Struggle Against Apartheid
Amandla! A Revolution in Four-Part Harmony
VHS and DVD 103 minutes
PG-13 Director: Lee Hirsch Amandla!
recounts the history of the anti-apartheid struggle from 1950-1990’s by examining different freedom songs. Particularly valuable for its interviews, archival footage, and filmed performances, the film shows that music was crucial not only in communicating a political message to protesters and opponents but also in strengthening the resistance itself.
Generations of Resistance
VHS 52 minutes
Although filmed in 1980 and thus lacking the mass demonstrations of the 1980’s, this documentary traces one hundred years of organized resistance movements against colonization and apartheid by white and black South Africans. Invaluable archival footage and interviews with key freedom fighters make this film stand out.

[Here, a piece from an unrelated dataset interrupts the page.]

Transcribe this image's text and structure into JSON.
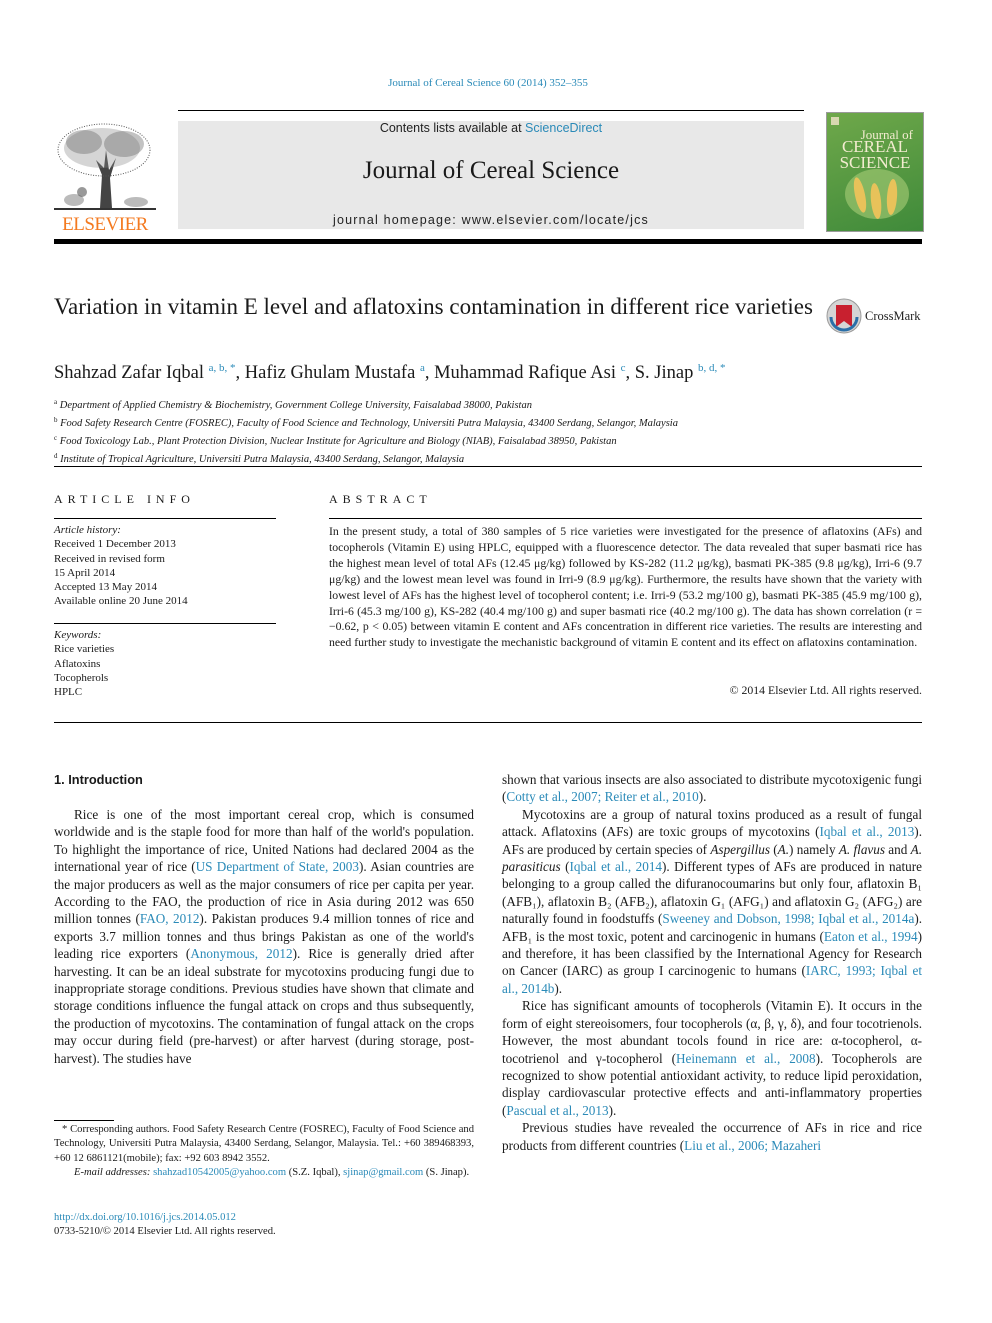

Mandela: Son of Africa, Father of a Nation
VHS and DVD 118 minutes
Director: Angus Gibson and Jo Menell
This documentary combines interviews with Mandela, anti-apartheid songs, archival footage, newsreels, and contemporary footage to illustrate the life of Nelson Mandela, from his youth to his election as president of South Africa.
VHS and DVD 104 minutes
Director: Thomas Mogotlane and Oliver Schmitz
Through a series of flashbacks experienced by the imprisoned protagonist, Panic, Mapantsula
portrays one man’s transformation into an empowered dissident against apartheid. Mapantsula
was the first anti-apartheid feature film for, by, and about black South Africans and gives an excellent introduction to township life and culture under apartheid.
Witness to Apartheid
VHS 58 minutes
Director: Sharon Sopher Producer: Inc. Developing News
Filmed secretly during the State of Emergency, Witness to Apartheid
focuses on South African youth who were tortured and detained during this era. The film documents multiple human rights violations, offering one of the best accounts of the violence of the South African police responses to the people’s uprisings.
You Have Struck a Rock
VHS 28 minutes
Director: Deborah May You Have Struck a Rock
examines “women’s campaigns” of the 1940-1960’s and highlights women of all colors working against apartheid as an integral contribution to the liberation struggle.
Truth and Reconciliation
Long Night's Journey into Day
VHS and DVD 94 minutes
Teachers Guide Available: http://www.newsreel.org/guides/longnight.htm
Director: Deborah Hoffman and Frances Reid
Spanning a two-year period, Long Night’s Journey into Day
follows four cases of the Truth and Reconciliation Commission, providing background to the crimes as well as interviews with the victims and perpetrators. The film illustrates the enormous divisions that South Africa must overcome in the post-apartheid era.
Contemporary South Africa
Red Ribbon around My House
VHS 26 minutes
Director: Portia Rankoane
Part of the 25-episode Steps for the Future series, Red Ribbon around My House
explores the mother’s refusal to accept the social ostracism that often plagues South Africa’s HIV/AIDS patients. The film focuses on the relationship between the HIV-positive mother and her embarrassed daughter, illustrating how the AIDS crisis affects family members and everyday life.
Road to Riches
VHS and DVD 57 minutes
Director: Mandy Jacobson
An episode of PBS’s Wide Angle series, Road to Riches
explores the need for economic black empowerment in post-apartheid South Africa, using the Uthigo national lottery as a starting point. A ten-minute preview clips is available online, along with many other resources: http://www.pbs.org/wnet/wideangle/shows/southafrica/index.html
Director: Jeppe Rønde
A group of Zulu men in Johannesburg who call themselves "Swenkas" compete for cash and prizes each Saturday night in an event that's part fashion show, part choreography, and part moral code.